Posts Tagged ‘entomology’
Many times the secrets to medicine and science are right in front of us. Or, perhaps more appropriately, beneath us. In the case of the development of antibiotics, we needn’t look any further than the simple ant for inspiration. Ants have a small-but-distinguishing feature that makes them unique and very valuable to antibiotic research: the metapleural gland. This gland, which has been around for at least 98 million years and is found on many if not most ant species, creates antibiotics on the ant’s exoskeleton that fight bacteria and fungi.
Noted in 1860, the gland wasn’t thought to be of any particular significance. It wasn’t until 1898 that a more anatomical approach was taken to the gland, which was about 20 or so years after the discovery or at least the notation of the aspects of antibiotics. While there was some research in the early-to-mid 1900′s, it wasn’t until 1984 that great research on the metapleural gland (PDF) was available. And, finally, in 1989 Australian researchers discovered that the antibiotics could be used to treat fungal infections in humans, and was followed in 1992 with further research.
Much of the research on ants since then and especially recently has focused much more on the symbiotic relationship between attine ants and a particular bacterium. In this relationship, the ants house and secrete a baterium that produces antibiotics (PDF), which in turn kills invading fungi. Those same ants, which actually cultivate and feed off of another kind of fungus, houses baterium (PDF) that produces antibiotics that selectively fight the bad, invading fungus, and protect their gardens, thereby allowing the ants to thrive.
The initial reaction to such research is generally, “Let’s harvest these ants and take the antibiotics and use them for humans!” There’s one main problem with this, however: ants with metapleural glands are notoriously difficult to “domesticate” (insofar as you can domesticate an insect!). Interestingly, ant species which don’t have the gland are more apt to be domesticated. But that doesn’t mean there aren’t things to be learned or applied using this research.

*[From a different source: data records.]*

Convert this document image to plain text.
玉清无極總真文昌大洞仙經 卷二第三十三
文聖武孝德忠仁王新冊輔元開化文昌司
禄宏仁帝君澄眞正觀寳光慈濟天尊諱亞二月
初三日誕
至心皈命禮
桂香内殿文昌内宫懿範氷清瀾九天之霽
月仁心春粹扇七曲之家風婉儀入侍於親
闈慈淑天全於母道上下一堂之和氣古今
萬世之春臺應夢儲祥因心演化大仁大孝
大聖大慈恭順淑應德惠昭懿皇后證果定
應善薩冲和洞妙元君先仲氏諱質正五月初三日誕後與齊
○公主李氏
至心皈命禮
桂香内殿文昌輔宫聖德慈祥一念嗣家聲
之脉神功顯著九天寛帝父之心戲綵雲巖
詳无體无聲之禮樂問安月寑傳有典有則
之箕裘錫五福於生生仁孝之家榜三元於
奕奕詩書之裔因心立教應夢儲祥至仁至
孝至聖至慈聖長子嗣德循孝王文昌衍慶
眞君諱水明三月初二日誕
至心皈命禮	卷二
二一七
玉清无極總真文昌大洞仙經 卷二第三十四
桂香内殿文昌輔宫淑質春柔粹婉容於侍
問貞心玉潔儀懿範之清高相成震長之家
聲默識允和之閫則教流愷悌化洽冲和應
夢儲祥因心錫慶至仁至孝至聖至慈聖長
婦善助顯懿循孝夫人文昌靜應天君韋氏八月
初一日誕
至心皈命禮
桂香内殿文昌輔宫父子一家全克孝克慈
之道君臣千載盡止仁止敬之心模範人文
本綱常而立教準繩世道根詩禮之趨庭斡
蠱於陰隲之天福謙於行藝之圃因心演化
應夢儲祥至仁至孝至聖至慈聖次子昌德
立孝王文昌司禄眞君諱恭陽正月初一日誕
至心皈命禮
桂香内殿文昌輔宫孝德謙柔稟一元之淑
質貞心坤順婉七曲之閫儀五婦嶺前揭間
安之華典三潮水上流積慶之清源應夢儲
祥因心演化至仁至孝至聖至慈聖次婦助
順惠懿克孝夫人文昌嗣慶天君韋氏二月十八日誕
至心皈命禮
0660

The foremost reason to study this gland is to learn the mechanisms by which it can produce antibiotics and harbor baterium which produces the antibiotics. Doing so may allow us to create better environments for bacteria we find beneficial for our own health and the health of our crops and animals.

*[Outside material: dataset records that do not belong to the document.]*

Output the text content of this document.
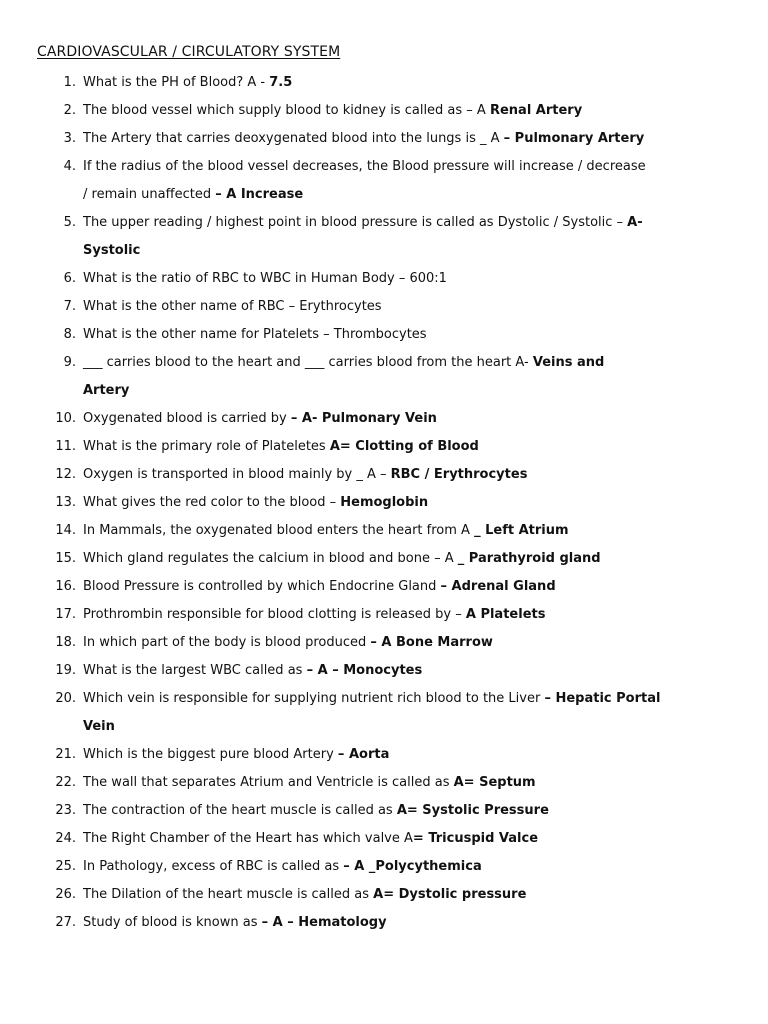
CARDIOVASCULAR / CIRCULATORY SYSTEM
1. What is the PH of Blood? A - 7.5
2. The blood vessel which supply blood to kidney is called as – A Renal Artery
3. The Artery that carries deoxygenated blood into the lungs is _ A – Pulmonary Artery
4. If the radius of the blood vessel decreases, the Blood pressure will increase / decrease
/ remain unaffected – A Increase
5. The upper reading / highest point in blood pressure is called as Dystolic / Systolic – A-
Systolic
6. What is the ratio of RBC to WBC in Human Body – 600:1
7. What is the other name of RBC – Erythrocytes
8. What is the other name for Platelets – Thrombocytes
9. ___ carries blood to the heart and ___ carries blood from the heart A- Veins and
Artery
10. Oxygenated blood is carried by – A- Pulmonary Vein
11. What is the primary role of Plateletes A= Clotting of Blood
12. Oxygen is transported in blood mainly by _ A – RBC / Erythrocytes
13. What gives the red color to the blood – Hemoglobin
14. In Mammals, the oxygenated blood enters the heart from A _ Left Atrium
15. Which gland regulates the calcium in blood and bone – A _ Parathyroid gland
16. Blood Pressure is controlled by which Endocrine Gland – Adrenal Gland
17. Prothrombin responsible for blood clotting is released by – A Platelets
18. In which part of the body is blood produced – A Bone Marrow
19. What is the largest WBC called as – A – Monocytes
20. Which vein is responsible for supplying nutrient rich blood to the Liver – Hepatic Portal
Vein
21. Which is the biggest pure blood Artery – Aorta
22. The wall that separates Atrium and Ventricle is called as A= Septum
23. The contraction of the heart muscle is called as A= Systolic Pressure
24. The Right Chamber of the Heart has which valve A= Tricuspid Valce
25. In Pathology, excess of RBC is called as – A _Polycythemica
26. The Dilation of the heart muscle is called as A= Dystolic pressure
27. Study of blood is known as – A – Hematology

Further, it’s important to understand the mechanism for the production of the antibiotics and how the antibiotics can change given evolutionary processes found in the invading fungi. This helps us understand microbiological evolution, epidemiology, and gives us a better lead off of which to base immunological research.
We can use this research in other, non-pharmaceutical concepts, as well, including the development of anti-biological and chemical warfare armor. Perhaps the gland will reveal a way to best defend against such weapons, and offer a way to change the defense of the armor given the particular weapon. I can also imagine this research being applied to the advancement of printers, particularly those that may be used in the future to create human tissues.
While we often look for answers using many advanced concepts, sometimes the facet that leads to the best solution is one that has already been through the trials of nature. That’s what makes entomology so fascinating when coupled with medicine: oftentimes the answers to our problems have already been solved by creatures of which for so long we thought very little.